The constellations of Ursa Major and Ursa Minor, the great and little bears, are named for their supposed resemblance to bears, from the time of Ptolemy. (Note: Ptolemy named the constellations in Greek: Ἄρκτος μεγάλη (Arktos Megale) and Ἄρκτος μικρά (Arktos Mikra), the great and little bears.) The nearby star Arcturus means "guardian of the bear", as if it were watching the two constellations. Ursa Major has been associated with a bear for as much as 13,000 years since Paleolithic times, in the widespread Cosmic Hunt myths. These are found on both sides of the Bering land bridge, which was lost to the sea some 11,000 years ago.

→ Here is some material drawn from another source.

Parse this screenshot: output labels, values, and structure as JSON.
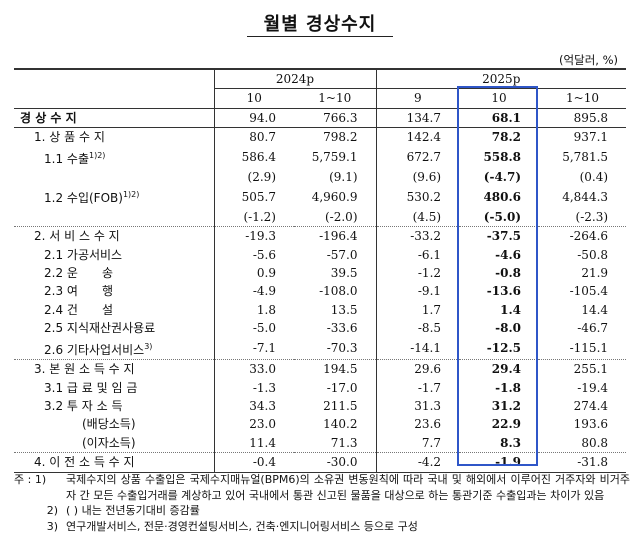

==Berserkers – bear warriors==
It is proposed by some authors that the Old Norse warriors, the berserkers, drew their power from the bear and were devoted to the bear cult, which was once widespread across the northern hemisphere. The berserkers maintained their religious observances despite their fighting prowess, as the Svarfdæla saga tells of a challenge to single-combat that was postponed by a berserker until three days after Yule.
The bodies of dead berserkers were laid out in bearskins prior to their funeral rites. The bear-warrior symbolism survives to this day in the form of the bearskin caps worn by the guards of the Danish monarchs.